Caring for paintings is an important part of being an art owner. Paintings that have been properly cared for can last much longer than those that are neglected. If you are an antique painting owner or you’re in the market for some fine antique paintings, it’s crucial that you learn how to care for an antique painting. This guide will walk you through some of the key tips to keep in mind.
Store it or display it in a place where air can circulate
Air circulation is important to the health of antique paintings. Storing antique paintings in a location where there is a positive airflow helps the painting avoid extreme moisture without drying it out completely. It’s best to store the painting in a clean, dark, dry place. Be sure to cover the painting or keep it in a case to prevent dust and dirt build-up or accidental damage while moving about the storage space. Outdoor storage facilities are not recommended as they can unwittingly expose the painting to the elements.
Bonus Tip: For extra air circulation, lean the painting slightly away from the wall it hangs on. This allows extra insulation and keeps the painting at a very slight, almost imperceptible angle.
Framing tips to avoid damage
Framing and mounting of your antique paintings is often best left to a professional, but if you are determined to learn, there are a few things you should keep in mind to avoid damaging your paintings. For instance, you should keep antique oil paintings in a deep frame that will hold the stretcher firmly in place. Often, taking your antique painting to a professional framer is the best option, especially if you have trouble finding a frame with the perfect depth.

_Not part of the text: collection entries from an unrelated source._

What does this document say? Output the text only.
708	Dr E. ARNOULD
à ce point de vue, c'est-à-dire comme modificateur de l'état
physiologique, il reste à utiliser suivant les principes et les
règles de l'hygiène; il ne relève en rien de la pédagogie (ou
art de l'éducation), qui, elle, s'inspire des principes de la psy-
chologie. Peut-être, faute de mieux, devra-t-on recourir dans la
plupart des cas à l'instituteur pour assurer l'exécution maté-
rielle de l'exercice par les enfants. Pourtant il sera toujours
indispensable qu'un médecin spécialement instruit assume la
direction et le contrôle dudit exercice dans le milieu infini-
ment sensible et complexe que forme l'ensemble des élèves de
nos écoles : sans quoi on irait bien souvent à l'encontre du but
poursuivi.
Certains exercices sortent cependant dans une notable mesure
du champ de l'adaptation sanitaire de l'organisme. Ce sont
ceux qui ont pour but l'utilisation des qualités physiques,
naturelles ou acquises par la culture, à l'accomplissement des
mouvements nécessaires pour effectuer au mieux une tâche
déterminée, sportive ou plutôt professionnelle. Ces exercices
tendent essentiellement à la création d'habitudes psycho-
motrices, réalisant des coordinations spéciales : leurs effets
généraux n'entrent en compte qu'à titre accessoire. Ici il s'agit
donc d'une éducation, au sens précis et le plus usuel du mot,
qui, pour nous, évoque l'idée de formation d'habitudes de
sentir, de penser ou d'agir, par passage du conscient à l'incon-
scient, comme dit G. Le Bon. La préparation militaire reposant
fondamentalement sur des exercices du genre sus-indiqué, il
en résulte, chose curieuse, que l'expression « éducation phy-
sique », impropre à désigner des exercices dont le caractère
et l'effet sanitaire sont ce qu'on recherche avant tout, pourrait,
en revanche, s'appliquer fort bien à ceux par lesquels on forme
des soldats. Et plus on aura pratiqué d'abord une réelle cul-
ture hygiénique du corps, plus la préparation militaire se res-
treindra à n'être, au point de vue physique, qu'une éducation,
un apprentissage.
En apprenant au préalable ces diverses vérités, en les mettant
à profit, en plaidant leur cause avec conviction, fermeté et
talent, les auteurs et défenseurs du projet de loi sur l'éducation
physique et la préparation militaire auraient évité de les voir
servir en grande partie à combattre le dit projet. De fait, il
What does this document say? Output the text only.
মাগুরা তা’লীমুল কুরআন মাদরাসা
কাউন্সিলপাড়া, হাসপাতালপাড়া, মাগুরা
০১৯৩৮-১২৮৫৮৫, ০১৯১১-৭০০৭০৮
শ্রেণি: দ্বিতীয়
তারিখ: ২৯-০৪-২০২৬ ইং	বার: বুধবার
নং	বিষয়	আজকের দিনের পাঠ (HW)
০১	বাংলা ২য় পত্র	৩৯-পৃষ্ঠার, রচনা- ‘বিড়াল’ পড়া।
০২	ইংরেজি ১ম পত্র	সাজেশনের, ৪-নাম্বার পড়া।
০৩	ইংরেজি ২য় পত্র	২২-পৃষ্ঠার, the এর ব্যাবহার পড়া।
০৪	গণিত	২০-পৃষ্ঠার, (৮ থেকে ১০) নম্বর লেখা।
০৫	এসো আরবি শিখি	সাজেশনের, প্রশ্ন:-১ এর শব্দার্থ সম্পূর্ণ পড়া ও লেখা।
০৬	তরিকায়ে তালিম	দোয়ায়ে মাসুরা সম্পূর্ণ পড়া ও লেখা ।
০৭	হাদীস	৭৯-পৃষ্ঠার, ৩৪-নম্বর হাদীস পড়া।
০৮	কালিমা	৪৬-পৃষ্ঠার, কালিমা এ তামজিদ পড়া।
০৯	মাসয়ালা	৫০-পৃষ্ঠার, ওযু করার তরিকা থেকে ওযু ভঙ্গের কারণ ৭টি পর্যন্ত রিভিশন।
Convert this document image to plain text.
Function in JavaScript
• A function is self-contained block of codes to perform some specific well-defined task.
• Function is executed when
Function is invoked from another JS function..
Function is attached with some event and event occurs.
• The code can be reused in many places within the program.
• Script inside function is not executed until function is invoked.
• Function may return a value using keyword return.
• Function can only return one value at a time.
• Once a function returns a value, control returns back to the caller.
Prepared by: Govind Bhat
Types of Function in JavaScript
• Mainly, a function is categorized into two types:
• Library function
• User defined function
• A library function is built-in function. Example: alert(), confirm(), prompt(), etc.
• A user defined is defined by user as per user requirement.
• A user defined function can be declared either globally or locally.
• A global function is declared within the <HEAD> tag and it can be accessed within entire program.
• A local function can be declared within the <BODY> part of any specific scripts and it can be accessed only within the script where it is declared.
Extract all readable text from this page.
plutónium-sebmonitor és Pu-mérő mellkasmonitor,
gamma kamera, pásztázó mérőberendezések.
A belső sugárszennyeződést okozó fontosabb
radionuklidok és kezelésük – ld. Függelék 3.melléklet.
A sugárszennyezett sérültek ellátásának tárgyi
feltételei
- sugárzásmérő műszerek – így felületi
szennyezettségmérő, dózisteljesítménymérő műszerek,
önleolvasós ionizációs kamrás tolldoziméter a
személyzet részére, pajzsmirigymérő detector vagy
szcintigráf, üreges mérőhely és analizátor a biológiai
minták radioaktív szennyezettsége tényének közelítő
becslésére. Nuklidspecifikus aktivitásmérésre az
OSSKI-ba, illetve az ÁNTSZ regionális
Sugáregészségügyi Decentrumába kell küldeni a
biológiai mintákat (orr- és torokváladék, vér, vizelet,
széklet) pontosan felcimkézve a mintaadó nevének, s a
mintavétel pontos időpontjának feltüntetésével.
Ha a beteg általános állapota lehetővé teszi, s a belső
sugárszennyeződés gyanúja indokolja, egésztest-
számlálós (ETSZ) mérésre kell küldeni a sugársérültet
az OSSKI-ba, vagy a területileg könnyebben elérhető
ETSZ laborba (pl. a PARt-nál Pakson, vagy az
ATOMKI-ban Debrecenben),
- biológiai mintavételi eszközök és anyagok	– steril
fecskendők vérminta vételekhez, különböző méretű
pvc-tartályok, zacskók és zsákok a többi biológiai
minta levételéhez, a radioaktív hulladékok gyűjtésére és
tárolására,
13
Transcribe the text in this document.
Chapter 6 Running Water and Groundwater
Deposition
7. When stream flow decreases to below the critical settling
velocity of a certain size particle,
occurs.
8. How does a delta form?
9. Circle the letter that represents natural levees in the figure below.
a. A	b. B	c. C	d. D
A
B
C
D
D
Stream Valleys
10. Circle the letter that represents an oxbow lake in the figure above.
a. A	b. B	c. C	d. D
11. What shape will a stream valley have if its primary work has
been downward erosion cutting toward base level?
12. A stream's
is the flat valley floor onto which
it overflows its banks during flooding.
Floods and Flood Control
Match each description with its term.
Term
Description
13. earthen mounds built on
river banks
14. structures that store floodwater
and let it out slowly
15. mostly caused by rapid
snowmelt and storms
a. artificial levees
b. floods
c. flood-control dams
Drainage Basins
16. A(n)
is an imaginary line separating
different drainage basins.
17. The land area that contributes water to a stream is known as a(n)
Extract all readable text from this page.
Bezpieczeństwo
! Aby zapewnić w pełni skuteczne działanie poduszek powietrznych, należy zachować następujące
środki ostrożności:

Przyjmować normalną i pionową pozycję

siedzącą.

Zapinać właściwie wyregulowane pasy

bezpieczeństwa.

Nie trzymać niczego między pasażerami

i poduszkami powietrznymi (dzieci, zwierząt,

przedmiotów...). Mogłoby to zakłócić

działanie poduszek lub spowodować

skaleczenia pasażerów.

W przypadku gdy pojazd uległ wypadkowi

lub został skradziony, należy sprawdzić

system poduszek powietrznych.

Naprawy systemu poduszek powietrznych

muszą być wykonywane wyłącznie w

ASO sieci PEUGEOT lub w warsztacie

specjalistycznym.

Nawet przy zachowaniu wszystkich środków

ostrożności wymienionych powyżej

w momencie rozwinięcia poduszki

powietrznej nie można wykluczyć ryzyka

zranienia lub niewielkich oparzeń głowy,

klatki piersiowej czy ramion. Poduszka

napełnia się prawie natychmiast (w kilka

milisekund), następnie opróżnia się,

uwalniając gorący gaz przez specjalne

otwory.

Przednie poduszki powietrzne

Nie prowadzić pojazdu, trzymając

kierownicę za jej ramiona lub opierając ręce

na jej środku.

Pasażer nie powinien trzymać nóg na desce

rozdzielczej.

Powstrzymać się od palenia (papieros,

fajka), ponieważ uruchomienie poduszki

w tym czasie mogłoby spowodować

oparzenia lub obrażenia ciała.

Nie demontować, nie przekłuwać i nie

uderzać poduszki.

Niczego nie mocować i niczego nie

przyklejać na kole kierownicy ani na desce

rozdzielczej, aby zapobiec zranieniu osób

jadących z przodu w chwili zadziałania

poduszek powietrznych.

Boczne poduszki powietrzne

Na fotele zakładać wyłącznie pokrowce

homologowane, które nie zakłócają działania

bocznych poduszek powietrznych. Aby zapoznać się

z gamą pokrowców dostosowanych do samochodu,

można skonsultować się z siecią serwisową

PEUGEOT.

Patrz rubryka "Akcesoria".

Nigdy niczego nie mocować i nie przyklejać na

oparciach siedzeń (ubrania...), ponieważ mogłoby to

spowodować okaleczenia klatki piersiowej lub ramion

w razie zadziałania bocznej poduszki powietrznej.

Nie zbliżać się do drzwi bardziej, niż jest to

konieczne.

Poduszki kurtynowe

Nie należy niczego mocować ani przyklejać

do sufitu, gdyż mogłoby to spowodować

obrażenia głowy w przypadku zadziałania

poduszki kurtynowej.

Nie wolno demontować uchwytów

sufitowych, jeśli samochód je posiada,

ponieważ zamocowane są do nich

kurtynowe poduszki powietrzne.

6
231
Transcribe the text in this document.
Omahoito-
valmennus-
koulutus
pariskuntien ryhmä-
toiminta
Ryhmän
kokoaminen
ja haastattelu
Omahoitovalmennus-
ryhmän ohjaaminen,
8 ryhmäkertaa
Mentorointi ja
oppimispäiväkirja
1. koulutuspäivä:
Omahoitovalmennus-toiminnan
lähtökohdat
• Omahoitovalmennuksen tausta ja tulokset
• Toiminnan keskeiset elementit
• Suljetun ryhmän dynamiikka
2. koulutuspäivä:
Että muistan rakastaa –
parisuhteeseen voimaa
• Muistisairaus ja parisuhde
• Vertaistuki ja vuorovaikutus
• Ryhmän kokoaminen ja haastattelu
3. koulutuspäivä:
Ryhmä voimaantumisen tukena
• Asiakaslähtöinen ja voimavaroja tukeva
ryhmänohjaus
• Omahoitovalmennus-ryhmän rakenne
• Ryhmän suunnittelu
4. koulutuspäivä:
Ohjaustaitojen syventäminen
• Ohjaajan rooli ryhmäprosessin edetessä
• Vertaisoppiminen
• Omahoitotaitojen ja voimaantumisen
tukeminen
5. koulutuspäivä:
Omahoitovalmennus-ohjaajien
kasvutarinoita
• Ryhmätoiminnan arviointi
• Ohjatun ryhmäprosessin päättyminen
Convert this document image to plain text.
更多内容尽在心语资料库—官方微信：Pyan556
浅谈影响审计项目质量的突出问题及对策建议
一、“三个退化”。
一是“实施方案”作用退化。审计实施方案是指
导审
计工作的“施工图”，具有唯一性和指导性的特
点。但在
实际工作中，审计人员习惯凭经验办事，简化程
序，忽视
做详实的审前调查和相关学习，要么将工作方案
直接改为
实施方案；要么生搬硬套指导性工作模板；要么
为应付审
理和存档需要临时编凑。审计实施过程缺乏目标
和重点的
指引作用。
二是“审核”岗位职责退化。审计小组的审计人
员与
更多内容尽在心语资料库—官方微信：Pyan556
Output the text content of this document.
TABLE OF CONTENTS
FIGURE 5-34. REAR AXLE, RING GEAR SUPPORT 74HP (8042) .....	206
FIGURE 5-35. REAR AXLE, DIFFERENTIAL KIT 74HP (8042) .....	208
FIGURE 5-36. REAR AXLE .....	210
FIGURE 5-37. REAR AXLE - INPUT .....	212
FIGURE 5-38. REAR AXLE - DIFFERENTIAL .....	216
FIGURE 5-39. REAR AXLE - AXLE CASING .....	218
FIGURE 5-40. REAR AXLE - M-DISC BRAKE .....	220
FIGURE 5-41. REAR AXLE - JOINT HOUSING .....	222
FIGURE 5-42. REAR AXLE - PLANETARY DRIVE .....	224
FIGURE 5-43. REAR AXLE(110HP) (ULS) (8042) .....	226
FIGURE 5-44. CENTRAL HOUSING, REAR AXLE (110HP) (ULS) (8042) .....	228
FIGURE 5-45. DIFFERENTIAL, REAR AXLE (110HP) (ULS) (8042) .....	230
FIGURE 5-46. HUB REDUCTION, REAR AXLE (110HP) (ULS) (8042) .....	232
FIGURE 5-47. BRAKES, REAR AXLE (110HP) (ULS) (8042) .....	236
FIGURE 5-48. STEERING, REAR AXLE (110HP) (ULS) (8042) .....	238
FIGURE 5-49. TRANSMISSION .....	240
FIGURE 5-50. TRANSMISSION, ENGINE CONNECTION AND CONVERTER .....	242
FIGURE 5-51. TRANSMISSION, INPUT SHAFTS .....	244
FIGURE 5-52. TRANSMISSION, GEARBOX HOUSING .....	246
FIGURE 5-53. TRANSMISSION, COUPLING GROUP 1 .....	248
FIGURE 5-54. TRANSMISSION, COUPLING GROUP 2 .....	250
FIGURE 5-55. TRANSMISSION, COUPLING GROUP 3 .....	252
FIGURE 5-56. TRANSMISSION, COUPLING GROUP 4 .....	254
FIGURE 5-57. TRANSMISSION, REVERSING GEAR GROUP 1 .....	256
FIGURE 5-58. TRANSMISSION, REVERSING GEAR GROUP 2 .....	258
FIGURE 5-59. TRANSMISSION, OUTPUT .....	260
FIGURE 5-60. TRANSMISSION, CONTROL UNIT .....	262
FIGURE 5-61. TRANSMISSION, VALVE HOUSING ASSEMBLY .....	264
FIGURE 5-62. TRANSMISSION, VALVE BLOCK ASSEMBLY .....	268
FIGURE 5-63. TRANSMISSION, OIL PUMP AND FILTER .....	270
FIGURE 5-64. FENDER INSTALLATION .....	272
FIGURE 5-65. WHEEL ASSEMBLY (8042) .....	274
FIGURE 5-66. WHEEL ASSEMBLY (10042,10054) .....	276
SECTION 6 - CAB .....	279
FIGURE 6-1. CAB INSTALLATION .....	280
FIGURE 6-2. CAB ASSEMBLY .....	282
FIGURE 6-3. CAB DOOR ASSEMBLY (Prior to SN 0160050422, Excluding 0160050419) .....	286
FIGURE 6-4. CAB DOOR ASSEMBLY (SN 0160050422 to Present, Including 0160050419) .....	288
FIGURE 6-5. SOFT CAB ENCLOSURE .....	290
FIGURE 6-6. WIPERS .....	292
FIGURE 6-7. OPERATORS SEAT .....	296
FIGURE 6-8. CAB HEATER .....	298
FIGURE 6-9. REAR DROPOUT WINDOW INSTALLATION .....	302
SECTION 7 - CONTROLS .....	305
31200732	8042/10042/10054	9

Paintings that were done on paper, rather than canvas or other, more durable materials, should be mounted on acid-free boards. This will prevent damage or over-drying of the painting and keep it looking the way it should. Ask a framer or an antique painting dealer where to find the best non-acidic board. If you’ve already found a board, you can ask a professional to double-check that it’s the right type for your specific painting. This will ensure you don’t accidentally damage the painting when trying to frame or hang it.
Cleaning an antique painting
You should always dust antique paintings with a soft brush, which you should gently run along the surface of the painting. This is the only form of cleaning that you should do as a non-professional—anything more could potentially damage or even ruin the artwork. A professional painting restorer or repairer is the best choice to complete any annual cleanings or touch-up work.